With all those drugs around, it is actually somewhat surprising that only two people ended up going to the hospital. Gardner said “there was only one transport to the hospital of a girl with a broken appendix. And then we had one dead guy. So that’s all we had. So it was not a bad weekend.” While some at the Board meeting were somewhat aghast at the perceived crassness of that statement, considering there were a few thousand young people camping out in a field for three nights doing who-knows-what, maybe it really wasn’t that bad of a weekend after all. Except for the dead guy. The State Police were saying the dead guy’s (who does in fact have a name, Jeremy Deeks, of Wanaque New Jersey) death was being investigated as a possible overdose. Gardner, however, said Deeks “died from “drinking a bottle of Scotch when he got there. And then he had an aneurysm…That was unfortunate.” The other 99.9% of concert goers were fortunate to have great weather and no other reported problems.

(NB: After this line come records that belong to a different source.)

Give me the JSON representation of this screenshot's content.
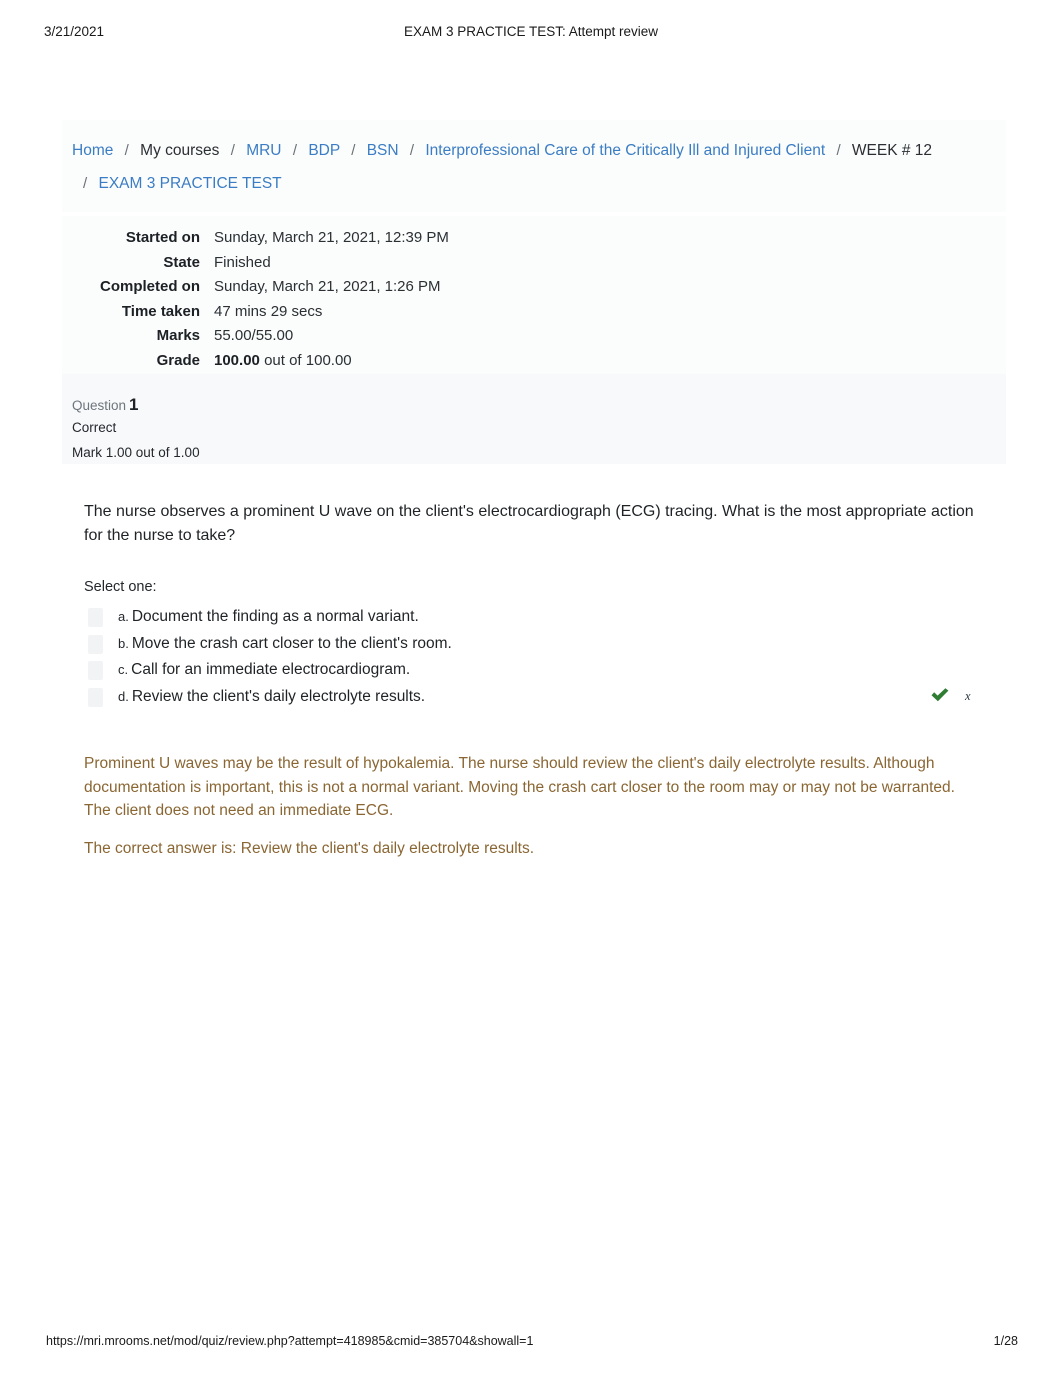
{
  "print_header": {
    "date": "3/21/2021",
    "title": "EXAM 3 PRACTICE TEST: Attempt review"
  },
  "breadcrumb": {
    "separator": "/",
    "row1": [
      {
        "label": "Home",
        "is_link": true
      },
      {
        "label": "My courses",
        "is_link": false
      },
      {
        "label": "MRU",
        "is_link": true
      },
      {
        "label": "BDP",
        "is_link": true
      },
      {
        "label": "BSN",
        "is_link": true
      },
      {
        "label": "Interprofessional Care of the Critically Ill and Injured Client",
        "is_link": true
      },
      {
        "label": "WEEK # 12",
        "is_link": false
      }
    ],
    "row2": [
      {
        "label": "EXAM 3 PRACTICE TEST",
        "is_link": true
      }
    ]
  },
  "summary": {
    "rows": [
      {
        "key": "Started on",
        "value": "Sunday, March 21, 2021, 12:39 PM"
      },
      {
        "key": "State",
        "value": "Finished"
      },
      {
        "key": "Completed on",
        "value": "Sunday, March 21, 2021, 1:26 PM"
      },
      {
        "key": "Time taken",
        "value": "47 mins 29 secs"
      },
      {
        "key": "Marks",
        "value": "55.00/55.00"
      }
    ],
    "grade_key": "Grade",
    "grade_value": "100.00",
    "grade_suffix": "out of 100.00"
  },
  "question": {
    "label": "Question",
    "number": "1",
    "state": "Correct",
    "mark": "Mark 1.00 out of 1.00",
    "text": "The nurse observes a prominent U wave on the client's electrocardiograph (ECG) tracing. What is the most appropriate action for the nurse to take?",
    "select_prompt": "Select one:",
    "options": [
      {
        "letter": "a.",
        "text": "Document the finding as a normal variant."
      },
      {
        "letter": "b.",
        "text": "Move the crash cart closer to the client's room."
      },
      {
        "letter": "c.",
        "text": "Call for an immediate electrocardiogram."
      },
      {
        "letter": "d.",
        "text": "Review the client's daily electrolyte results."
      }
    ],
    "correct_marker": "check-icon",
    "x_glyph": "x",
    "feedback": "Prominent U waves may be the result of hypokalemia. The nurse should review the client's daily electrolyte results. Although documentation is important, this is not a normal variant. Moving the crash cart closer to the room may or may not be warranted. The client does not need an immediate ECG.",
    "correct_answer_line": "The correct answer is: Review the client's daily electrolyte results."
  },
  "print_footer": {
    "url": "https://mri.mrooms.net/mod/quiz/review.php?attempt=418985&cmid=385704&showall=1",
    "page": "1/28"
  },
  "colors": {
    "link": "#3b7dc4",
    "feedback": "#8a6633",
    "correct_green": "#2f7d32",
    "panel_bg": "#fbfcfc",
    "qinfo_bg": "#f8f9fa"
  }
}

Councilman Gerald Robinson said he attended the event and reported that, of what he saw, “everything was in order.”

Outside the concert, as the “yard sales” along the roadsides attested, wasn’t as much in order. The Supervisor reported that there were around 50 arrests in Stephentown, and that these alleged malefactors will “put a tremendous burden on our court system.” Eckhardt explained that the Town gets pretty much nothing from fines for criminal activities even though they do get to pay to process them. However, “I don’t like the idea of illegal drugs in Stephentown,” said Eckhardt. “If you are going to come sell illegal drugs in Stephentown, and get caught? Well, boo-hoo. Boo-hoo on you.”

Stephentown isn’t really in a position to take on any more burdens this year, at least financially. For those keeping score at home, this month’s legal bills paid came to a total of $3,262.50, or 26% of the Town’s entire budget for attorney fees. But that percentage doesn’t really have any relevancy anymore, because the Supervisor said that Stephentown is now at $39,195 for legal fees and it’s only June. Since the budgeted amount for 2018 was an overly hopeful $12,500, legal fees are now 313% past hope. “And we’re not done,” added Eckhardt.

Not all the legal fees are for the Hanson-Baker-Stephentown case over a trailer park which might, or might not, be parked legally in the Town. However, from the sound of things at the June Board meeting, it looks like legal spending on that matter will continue for some time, with no real hope at the end of the tunnel for the taxpayers of Stephentown. Resident Francis Manning told the Board he had put a deposit on one of the now-contested manufactured homes back in September, with hopes he could move in this Spring. It’s now this summer and he isn’t in. “When is this litigation going to stop?” Manning asked. Nobody could say when this litigation was going to stop. Manning said his perception of the matter that it was “a personal vendetta” by one person in Town, and “it wasn’t the first time” this one person had created a personal vendetta. “Can you put this guy to sleep?” asked Manning.

“This guy” is presumably a local attorney who was sitting just a few rows of folding chairs in front of Manning at the time. He didn’t appear all that surprised someone would publicly ask that he be euthanized at a Town meeting and have nobody from the Board maybe point out that such suggestions might be out of line. He has repeatedly pointed out that Stephentown Board meetings often follow a generalized view of what is accepted as acceptable decorum, if any decorum is actually expected at all. As another example, at this same meeting, Neil Gardner used a rather mild expletive (one so much in the vernacular of Stephentown probably few even noticed it) to describe all the money he spent out of his own pocket he says was due to this individual. Councilwoman Pam Kueppers responded by asking Gardner to “please watch your language.”

“Well, tough. I’m talking. If you don’t like it, that’s who I am,” said Gardner, who is, in fact, who he is.